Alerting: We recommend setting an alert at 0 MiB/s as that indicates the miner is no longer mining. You may also want to establish a baseline and set an alert if read rate falls some amount below that baseline

Read Rate vs. Ideal

Metrics: mining_rate{type="read"} and mining_rate{type="ideal_read"}

This metric combines two values:

  1. Your miner's actual read rate

  2. The ideal read rate for an optimal miner with the same set of data synced and the same VDF speed.

The result is a percentage where 100% indicates you are mining at the ideal rate. The rate can exceed 100% for two reasons:

  1. The ideal and actual metrics are calculated on slightly different periods and so there might be some oscillation in the percentage.

  2. If your miner is mining as part of a coordinated mining set, the ideal rate is currently calculated assuming your miner is solo mining and doesn't take into account the hashes that your miner will perform for coordinated mining peers.

Alerting: You may want to establish a baseline and set an alert if read rate falls some amount below that baseline

Hash Rate

Metric: mining_rate{type="hash"}

This metric tracks the miner hashrate.

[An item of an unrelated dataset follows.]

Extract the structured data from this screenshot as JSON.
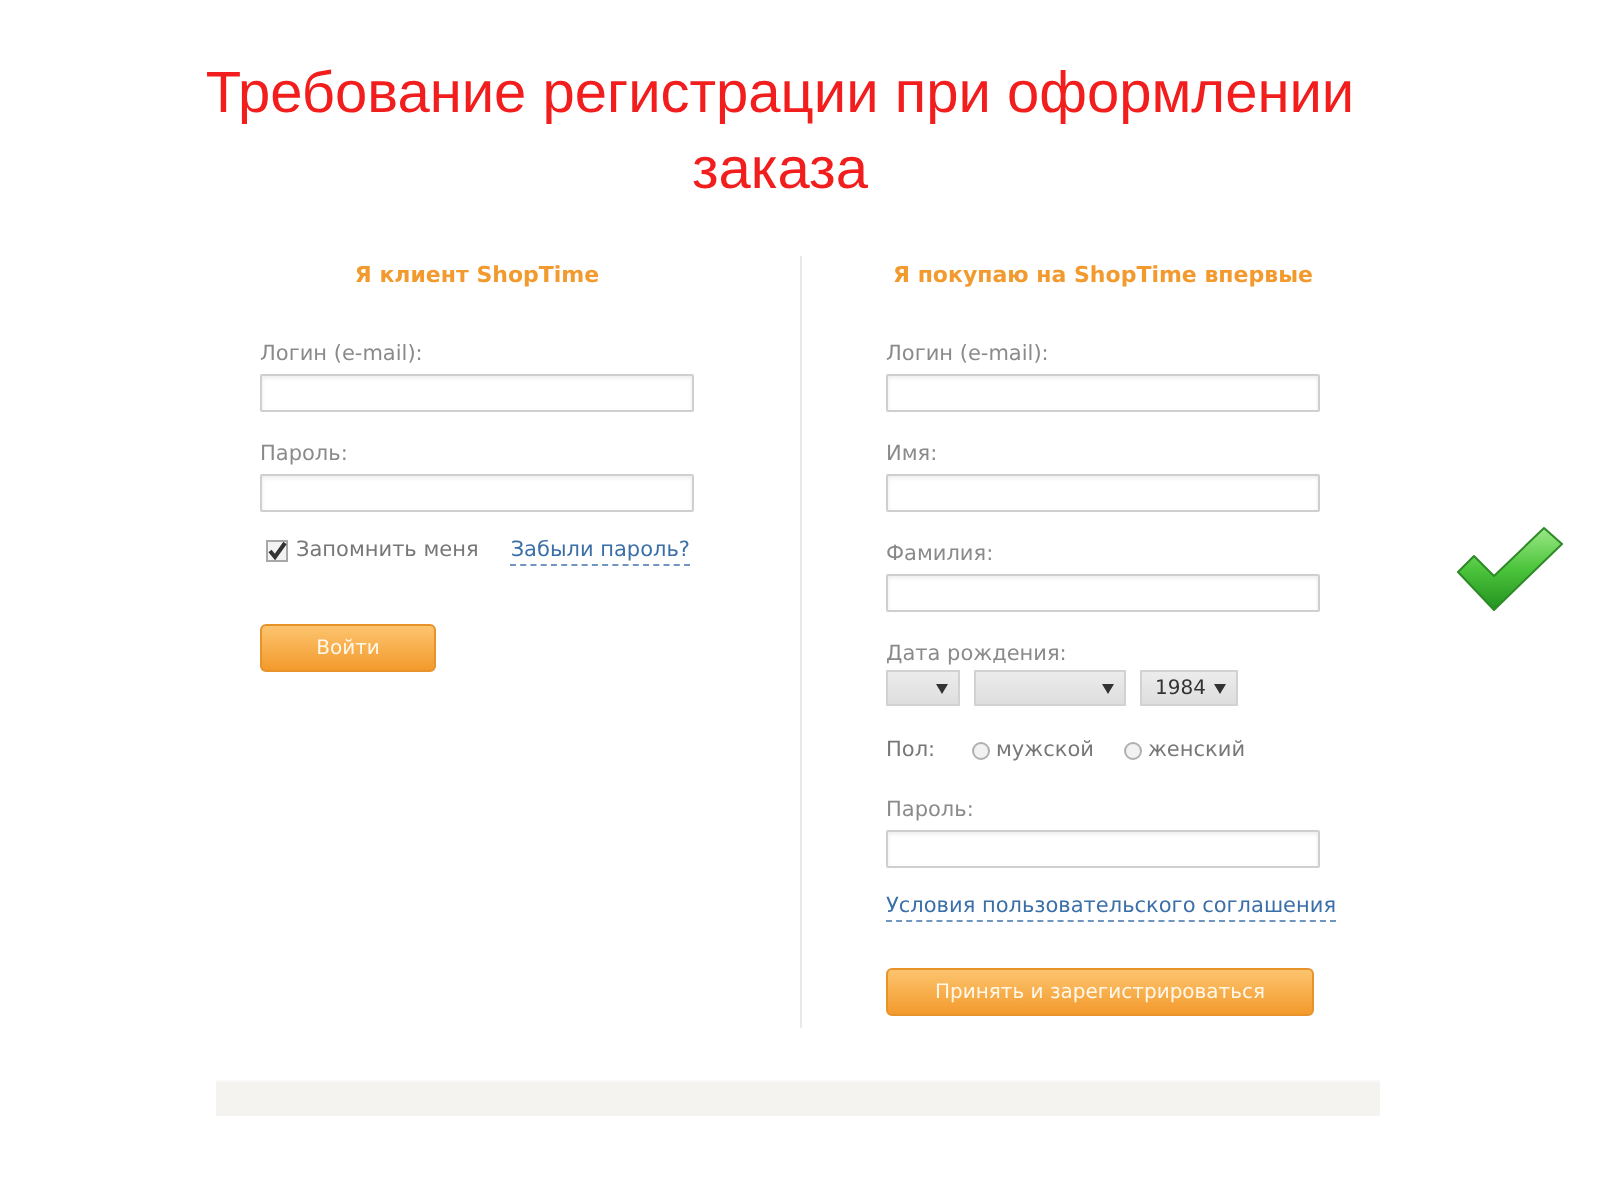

The protocol allows for up to 400 H1 hashes and 400 H2 hashes per partition per VDF step. The metric also consider that an H1 hash is 100x less likely to result in a solution and scales the H1 hash count down accordingly. You can roughly interpret that as the protocol allowing 404 solution attempts (combination of H1 and H2 hashes) per partition per VDF step.

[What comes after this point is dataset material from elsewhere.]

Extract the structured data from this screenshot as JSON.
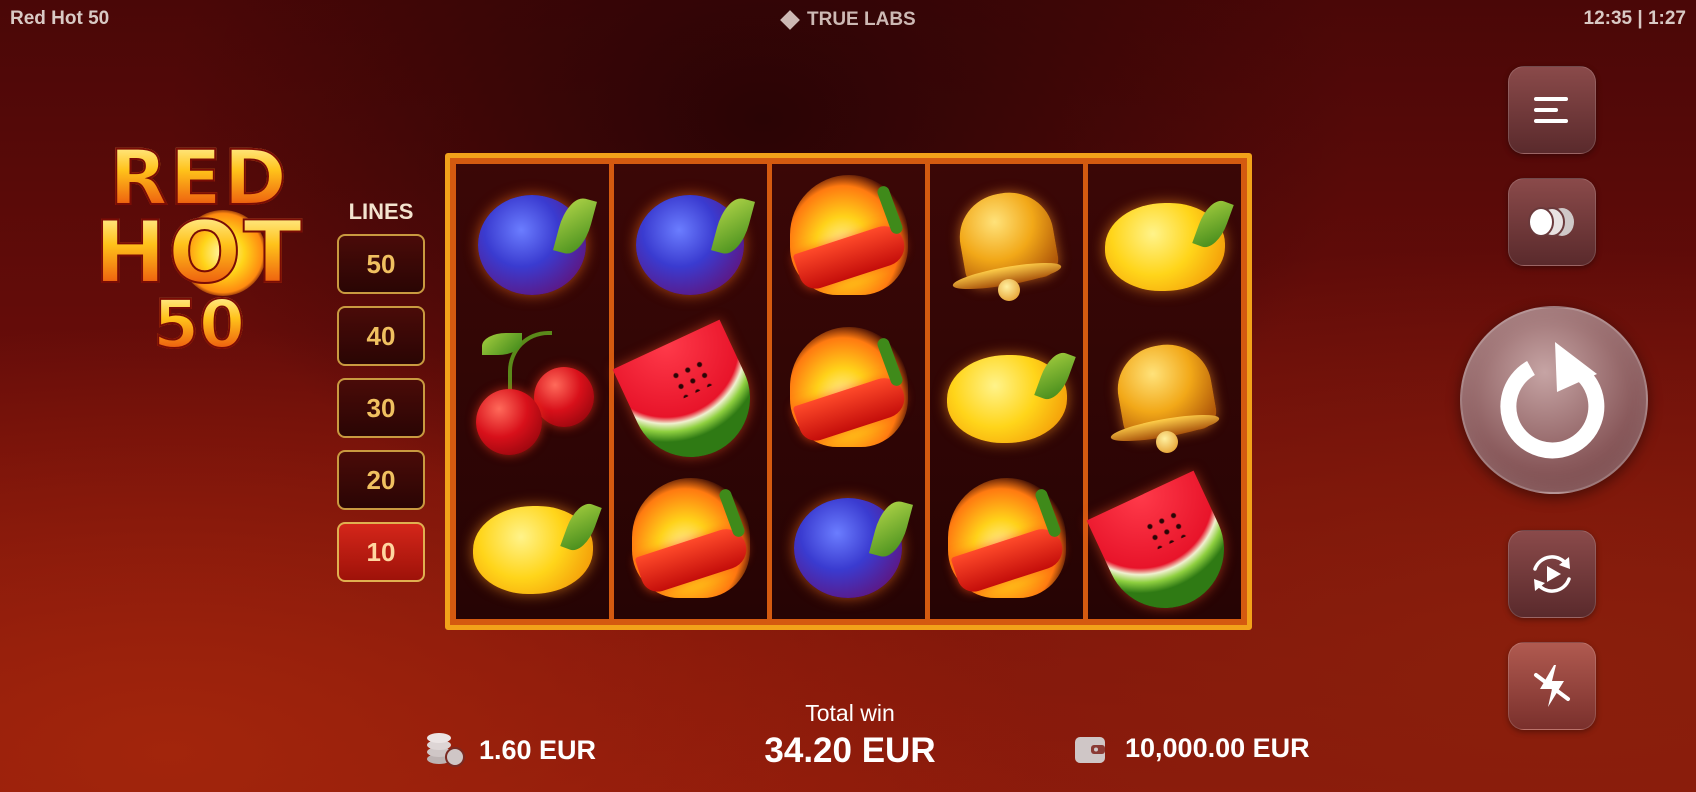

Note: hashes are generated after chunks are read, so if your Read Rate chart shows a low read rate, your Hash Rate chart will also be lower.

Alerting: Re recommend setting an alert on 0 as that indicates your miner is no longer mining. You may also want to establish a baseline and set an alert if hashrate falls some amount below that baseline

Hash Rate vs. Ideal

Metrics: mining_rate{type="hash"} and mining_rate{type="ideal_hash"}

This metric combines two values:

  1. Your miner's actual hash rate

  2. The ideal hash rate for an optimal miner with the same set of data sync and the same VDF speed.

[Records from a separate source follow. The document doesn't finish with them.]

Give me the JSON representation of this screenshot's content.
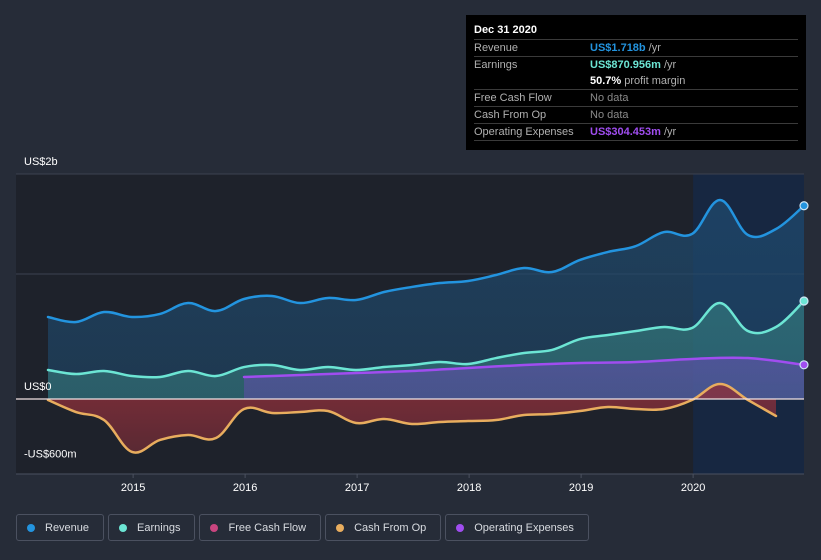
{
  "tooltip": {
    "date": "Dec 31 2020",
    "rows": [
      {
        "label": "Revenue",
        "value": "US$1.718b",
        "unit": "/yr",
        "color": "#2394df"
      },
      {
        "label": "Earnings",
        "value": "US$870.956m",
        "unit": "/yr",
        "color": "#6ce5d4"
      },
      {
        "label": "",
        "value": "50.7%",
        "unit": "profit margin",
        "color": "#ffffff"
      },
      {
        "label": "Free Cash Flow",
        "value": "No data",
        "unit": "",
        "color": "#8a8a8a"
      },
      {
        "label": "Cash From Op",
        "value": "No data",
        "unit": "",
        "color": "#8a8a8a"
      },
      {
        "label": "Operating Expenses",
        "value": "US$304.453m",
        "unit": "/yr",
        "color": "#a04df0"
      }
    ]
  },
  "legend": [
    {
      "label": "Revenue",
      "color": "#2394df"
    },
    {
      "label": "Earnings",
      "color": "#6ce5d4"
    },
    {
      "label": "Free Cash Flow",
      "color": "#c9457f"
    },
    {
      "label": "Cash From Op",
      "color": "#e8ad5e"
    },
    {
      "label": "Operating Expenses",
      "color": "#a04df0"
    }
  ],
  "chart_data": {
    "type": "line",
    "title": "",
    "xlabel": "",
    "ylabel": "",
    "y_unit": "US$ billions",
    "ylim": [
      -0.667,
      2.0
    ],
    "xlim": [
      2014.24,
      2020.99
    ],
    "y_tick_labels": [
      {
        "value": 2.0,
        "label": "US$2b"
      },
      {
        "value": 0.0,
        "label": "US$0"
      },
      {
        "value": -0.6,
        "label": "-US$600m"
      }
    ],
    "gridlines": [
      2.0,
      1.111,
      0.0
    ],
    "x_ticks": [
      2015,
      2016,
      2017,
      2018,
      2019,
      2020
    ],
    "forecast_region_start": 2020.0,
    "highlight_date": "Dec 31 2020",
    "series": [
      {
        "name": "Revenue",
        "color": "#2394df",
        "x": [
          2014.24,
          2014.49,
          2014.74,
          2014.99,
          2015.24,
          2015.49,
          2015.74,
          2015.99,
          2016.24,
          2016.49,
          2016.74,
          2016.99,
          2017.24,
          2017.49,
          2017.74,
          2017.99,
          2018.24,
          2018.49,
          2018.74,
          2018.99,
          2019.24,
          2019.49,
          2019.74,
          2019.99,
          2020.24,
          2020.49,
          2020.74,
          2020.99
        ],
        "values": [
          0.729,
          0.684,
          0.773,
          0.729,
          0.756,
          0.853,
          0.782,
          0.889,
          0.916,
          0.853,
          0.898,
          0.88,
          0.951,
          0.996,
          1.031,
          1.049,
          1.102,
          1.164,
          1.129,
          1.236,
          1.307,
          1.36,
          1.484,
          1.467,
          1.769,
          1.458,
          1.511,
          1.718
        ]
      },
      {
        "name": "Earnings",
        "color": "#6ce5d4",
        "x": [
          2014.24,
          2014.49,
          2014.74,
          2014.99,
          2015.24,
          2015.49,
          2015.74,
          2015.99,
          2016.24,
          2016.49,
          2016.74,
          2016.99,
          2017.24,
          2017.49,
          2017.74,
          2017.99,
          2018.24,
          2018.49,
          2018.74,
          2018.99,
          2019.24,
          2019.49,
          2019.74,
          2019.99,
          2020.24,
          2020.49,
          2020.74,
          2020.99
        ],
        "values": [
          0.258,
          0.222,
          0.249,
          0.204,
          0.196,
          0.249,
          0.204,
          0.284,
          0.302,
          0.258,
          0.284,
          0.258,
          0.284,
          0.302,
          0.329,
          0.311,
          0.364,
          0.409,
          0.436,
          0.533,
          0.569,
          0.604,
          0.64,
          0.631,
          0.853,
          0.604,
          0.64,
          0.871
        ]
      },
      {
        "name": "Free Cash Flow",
        "color": "#c9457f",
        "x": [],
        "values": []
      },
      {
        "name": "Cash From Op",
        "color": "#e8ad5e",
        "x": [
          2014.24,
          2014.49,
          2014.74,
          2014.99,
          2015.24,
          2015.49,
          2015.74,
          2015.99,
          2016.24,
          2016.49,
          2016.74,
          2016.99,
          2017.24,
          2017.49,
          2017.74,
          2017.99,
          2018.24,
          2018.49,
          2018.74,
          2018.99,
          2019.24,
          2019.49,
          2019.74,
          2019.99,
          2020.24,
          2020.49,
          2020.74
        ],
        "values": [
          -0.009,
          -0.116,
          -0.187,
          -0.471,
          -0.364,
          -0.32,
          -0.347,
          -0.089,
          -0.124,
          -0.116,
          -0.107,
          -0.213,
          -0.178,
          -0.222,
          -0.204,
          -0.196,
          -0.187,
          -0.142,
          -0.133,
          -0.107,
          -0.071,
          -0.089,
          -0.089,
          -0.009,
          0.133,
          -0.009,
          -0.151
        ]
      },
      {
        "name": "Operating Expenses",
        "color": "#a04df0",
        "x": [
          2015.99,
          2016.49,
          2016.99,
          2017.49,
          2017.99,
          2018.49,
          2018.99,
          2019.49,
          2019.99,
          2020.49,
          2020.99
        ],
        "values": [
          0.196,
          0.213,
          0.231,
          0.249,
          0.276,
          0.302,
          0.32,
          0.329,
          0.356,
          0.364,
          0.304
        ]
      }
    ]
  }
}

The result is a percentage where 100% indicates you are mining at the ideal rate. The rate can exceed 100% for two reasons:

  1. The ideal and actual metrics are calculated on slightly different periods and so there might be some oscillation in the percentage.

  2. If your miner is mining as part of a coordinated mining set, the ideal rate is currently calculated assuming your miner is solo mining and doesn't take into account the hashes that your miner will perform for coordinated mining peers.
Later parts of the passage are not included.